Cronaca

Parola d’ordine: zainocrazia. In occasione della «Settimana del Lavoro Agile» promossa dal Comune di Milano, dal 22 al 26 maggio, Doxa, ideatrice delle ricerche di mercato in Italia, si fa interprete di una tendenza destinata a rivoluzionare la vita professionale (e non solo) di tutti noi.

Oggi sono oltre 250 mila i «lavoratori agili» in Italia, ossia coloro che godono di discrezionalità nella definizione delle modalità d’impiego in termini di luoghi, orari e strumenti utilizzati per svolgere al meglio le proprie mansioni. E sono pari al 7% di tutti gli impiegati, quadri e dirigenti. Lo dice l’Osservatorio sullo «smart working» del Politecnico di Milano, curato proprio da Doxa.

«Si tratta di persone assunte all’interno di aziende perlopiù medio-grandi e grandi, dislocate prevalentemente nel Nord Italia, in quasi 7 casi su 10 sono uomini (a sorpresa!) e hanno un’età media di 41 anni» specifica Vilma Scarpino, amministratore delegato di Doxa.

VANTAGGI PER TUTTI – Fare lavoro agile significa rimettere in discussione stereotipi relativi a luoghi, orari e strumenti di lavoro consentendo alle persone di raggiungere una maggiore efficacia professionale e un migliore equilibrio tra lavoro e vita privata. Con vantaggi per tutti:

• Imprese, che godono di una attrattività migliore a fronte di un aumento della produttività, di una riduzione dell’assenteismo e degli straordinari e in definitiva di una riduzione dei costi;

• Lavoratori, che a fronte di una maggiore flessibilità si dichiarano più motivati e soddisfatti del proprio work-life balance; seppure lavorino di più: 9 ore al giorno in media contro le canoniche 8 (altra sorpresa!);

• Società, che grazie alla riduzione degli spostamenti dei singoli e del minore impatto ambientale prodotto dalle società ne trae ovvi benefici.

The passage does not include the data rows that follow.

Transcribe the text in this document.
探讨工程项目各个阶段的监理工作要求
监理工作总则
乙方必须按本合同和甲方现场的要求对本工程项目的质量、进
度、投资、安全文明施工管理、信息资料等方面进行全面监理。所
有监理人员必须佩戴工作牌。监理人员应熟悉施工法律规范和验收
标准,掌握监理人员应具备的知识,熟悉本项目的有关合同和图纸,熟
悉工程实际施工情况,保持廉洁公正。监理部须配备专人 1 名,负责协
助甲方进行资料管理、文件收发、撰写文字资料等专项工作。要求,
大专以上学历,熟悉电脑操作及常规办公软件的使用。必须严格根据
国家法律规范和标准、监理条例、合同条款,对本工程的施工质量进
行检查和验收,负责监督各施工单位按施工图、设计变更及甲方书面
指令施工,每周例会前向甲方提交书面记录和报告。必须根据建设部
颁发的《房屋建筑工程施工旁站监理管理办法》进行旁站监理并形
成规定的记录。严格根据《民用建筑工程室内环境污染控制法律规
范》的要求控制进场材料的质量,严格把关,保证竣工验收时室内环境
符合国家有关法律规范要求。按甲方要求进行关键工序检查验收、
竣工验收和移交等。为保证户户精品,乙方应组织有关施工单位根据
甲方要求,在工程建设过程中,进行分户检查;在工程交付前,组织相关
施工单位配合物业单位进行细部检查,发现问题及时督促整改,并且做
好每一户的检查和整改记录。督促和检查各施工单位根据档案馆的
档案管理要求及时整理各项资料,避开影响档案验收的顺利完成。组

COSA DICE LA LEGGE – Nel Jobs Act Autonomi, approvato il 10 maggio scorso con il via libera in terza lettura dal Senato, riflettori accesi anche sul lavoro agile o smart working. Finora il tutto era regolato dalla contrattazione individuale o aziendale e dunque di secondo livello. Ora c’è una normativa nazionale, che tra le altre misure garantisce stesso stipendio, parità contrattuale e diritto alla disconnessione a chi lavora in remoto. E in molti sono pronti a scommettere che farà da volano allo smart working. Incentivando tassi di crescita ancora più forti rispetto a quelli registrati finora: +40% negli anni tra il 2013 e il 2016.

LARGO ALLA ZAINOCRAZIA – Ma la zainocrazia va oltre il concetto stesso di lavoro agile e fotografa un vero e proprio modo d’essere. Quello del nomade professionale che si districa tra luoghi e mansioni. Anche in qualità di imprenditore di se stesso, cogliendo le opportunità offerte dal mercato del lavoro. Ovunque esse si trovino. E, con questa accezione, i 250 mila «lavoratori agili» diventano molti, molti di più. Quanti? Difficile stimarlo. Anche perché non ci sono parametri adeguati per fare i calcoli. Avere la partita Iva non basta. Quelle attive in Italia stando proprio al Giornale delle Partite Iva sono 6,2 milioni. Ma il focus non è su quelle.

Parola di Leonardo Previ, docente di Gestione delle Risorse Umane all’Università Cattolica di Milano e autore di «Zainocrazia» (in fase di pubblicazione): «Gli zainocrati sono i nostri figli, coloro che con l’aiuto di uno zaino sono in grado di affrontare al meglio la volatilità, l’incertezza, la complessità e l’ambiguità dell’odierno mercato del lavoro sfruttando al meglio le proprie capacità fisiche e mentali». E sugli oggetti da mettere nello zaino Previ è categorico: «un mazzo di tessere per i mezzi pubblici, un taccuino, un computer molto leggero e… abbondanza di spazio vuoto».